Full Text Opinion: http://www.supremecourt.gov/opinions/11pdf/11-246.pdf
Standing: The United States waived sovereign immunity under the Administrative Procedure Act (APA) when it took land in trust for tribal use, and the Quiet Title Act (QTA) does not provide an exception for a suit that does not seek title of the land. Further, because the Indian Reorganization Act addresses land use, Respondent’s claims are entitled to prudential standing because they are within the Act’s “zone of interest.”In 2009 the Secretary of the Interior acquired land in trust under 25 U.S.C. § 465 of the Indian Reorganization Act (IRA) so that Petitioner could establish a gaming facility. Respondent filed suit under the APA claiming that § 465 does not authorize federal acquisition because Petitioner was not a federally recognized tribe when the IRA was enacted. The Court of Appeals for the Seventh Circuit held that Respondent had standing because his interests were within the scope of the prudential “zone of interest.” Further, they held the Quiet Title Act ("QTA") did not provide an exception to federal immunity waiver.

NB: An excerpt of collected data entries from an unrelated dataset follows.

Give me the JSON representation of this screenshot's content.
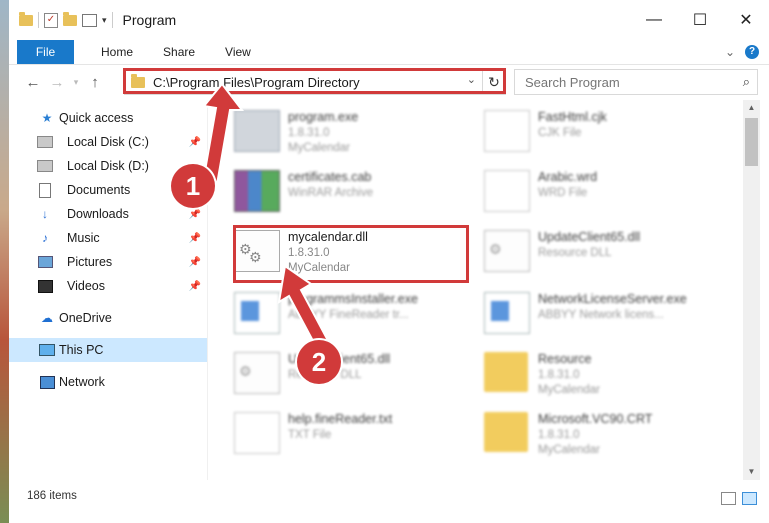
{
  "window": {
    "title": "Program",
    "controls": {
      "minimize": "—",
      "maximize": "☐",
      "close": "✕"
    }
  },
  "ribbon": {
    "tabs": [
      "File",
      "Home",
      "Share",
      "View"
    ]
  },
  "address": {
    "path": "C:\\Program Files\\Program Directory"
  },
  "search": {
    "placeholder": "Search Program"
  },
  "sidebar": {
    "items": [
      {
        "label": "Quick access",
        "icon": "star-icon",
        "pinned": false
      },
      {
        "label": "Local Disk (C:)",
        "icon": "drive-icon",
        "pinned": true
      },
      {
        "label": "Local Disk (D:)",
        "icon": "drive-icon",
        "pinned": false
      },
      {
        "label": "Documents",
        "icon": "documents-icon",
        "pinned": true
      },
      {
        "label": "Downloads",
        "icon": "downloads-icon",
        "pinned": true
      },
      {
        "label": "Music",
        "icon": "music-icon",
        "pinned": true
      },
      {
        "label": "Pictures",
        "icon": "pictures-icon",
        "pinned": true
      },
      {
        "label": "Videos",
        "icon": "videos-icon",
        "pinned": true
      },
      {
        "label": "OneDrive",
        "icon": "onedrive-icon",
        "pinned": false
      },
      {
        "label": "This PC",
        "icon": "pc-icon",
        "pinned": false,
        "selected": true
      },
      {
        "label": "Network",
        "icon": "network-icon",
        "pinned": false
      }
    ]
  },
  "files": [
    {
      "name": "program.exe",
      "line2": "1.8.31.0",
      "line3": "MyCalendar"
    },
    {
      "name": "FastHtml.cjk",
      "line2": "CJK File",
      "line3": ""
    },
    {
      "name": "certificates.cab",
      "line2": "WinRAR Archive",
      "line3": ""
    },
    {
      "name": "Arabic.wrd",
      "line2": "WRD File",
      "line3": ""
    },
    {
      "name": "mycalendar.dll",
      "line2": "1.8.31.0",
      "line3": "MyCalendar"
    },
    {
      "name": "UpdateClient65.dll",
      "line2": "Resource DLL",
      "line3": ""
    },
    {
      "name": "programmsInstaller.exe",
      "line2": "ABBYY FineReader tr...",
      "line3": ""
    },
    {
      "name": "NetworkLicenseServer.exe",
      "line2": "ABBYY Network licens...",
      "line3": ""
    },
    {
      "name": "UpdateClient65.dll",
      "line2": "Resource DLL",
      "line3": ""
    },
    {
      "name": "Resource",
      "line2": "1.8.31.0",
      "line3": "MyCalendar"
    },
    {
      "name": "help.fineReader.txt",
      "line2": "TXT File",
      "line3": ""
    },
    {
      "name": "Microsoft.VC90.CRT",
      "line2": "1.8.31.0",
      "line3": "MyCalendar"
    }
  ],
  "status": {
    "count": "186 items"
  },
  "annotations": {
    "step1": "1",
    "step2": "2",
    "color": "#d13a3a"
  }
}
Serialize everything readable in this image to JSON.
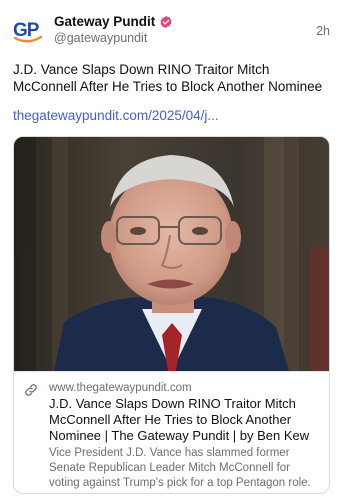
{
  "author": {
    "display_name": "Gateway Pundit",
    "handle": "@gatewaypundit",
    "avatar_text": "GP",
    "verified": true
  },
  "post": {
    "timestamp": "2h",
    "text": "J.D. Vance Slaps Down RINO Traitor Mitch McConnell After He Tries to Block Another Nominee",
    "link_text": "thegatewaypundit.com/2025/04/j..."
  },
  "link_card": {
    "image_icon": "photo-of-mitch-mcconnell",
    "domain": "www.thegatewaypundit.com",
    "title": "J.D. Vance Slaps Down RINO Traitor Mitch McConnell After He Tries to Block Another Nominee | The Gateway Pundit | by Ben Kew",
    "description": "Vice President J.D. Vance has slammed former Senate Republican Leader Mitch McConnell for voting against Trump's pick for a top Pentagon role."
  },
  "colors": {
    "link": "#3f5ee0",
    "verified_badge": "#e8417f",
    "avatar_blue": "#1f4e9e",
    "avatar_orange": "#f08a24",
    "muted_text": "#6b6e78"
  }
}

The Supreme Court affirmed, holding that the APA waives the government’s sovereign immunity unless some other statute “expressly or impliedly forbids” the relief sought. The QTA does not provide such an exception because the suit is not a quiet title action. The Court rejected the Petitioner's arguments that the QTA speaks broadly because the statutory language prevents such a construction. Likewise, the Court rejected Petitioner’s arguments that the QTA’s provision for adverse claimants’ suits created a negative implication preventing non-adverse claimants from suing because Respondent is seeking a different relief than what the QTA allows. Further, the Court stated that concerns related to allowing challenges to federal trust acquisitions are for congress to address. Finally, the Court held that Respondent’s land use claims are within the “zone of interest” for prudential standing because the context of § 465 discusses development of tribal economic life and neighbors living near the land would “reasonably” fall within that zone of interest.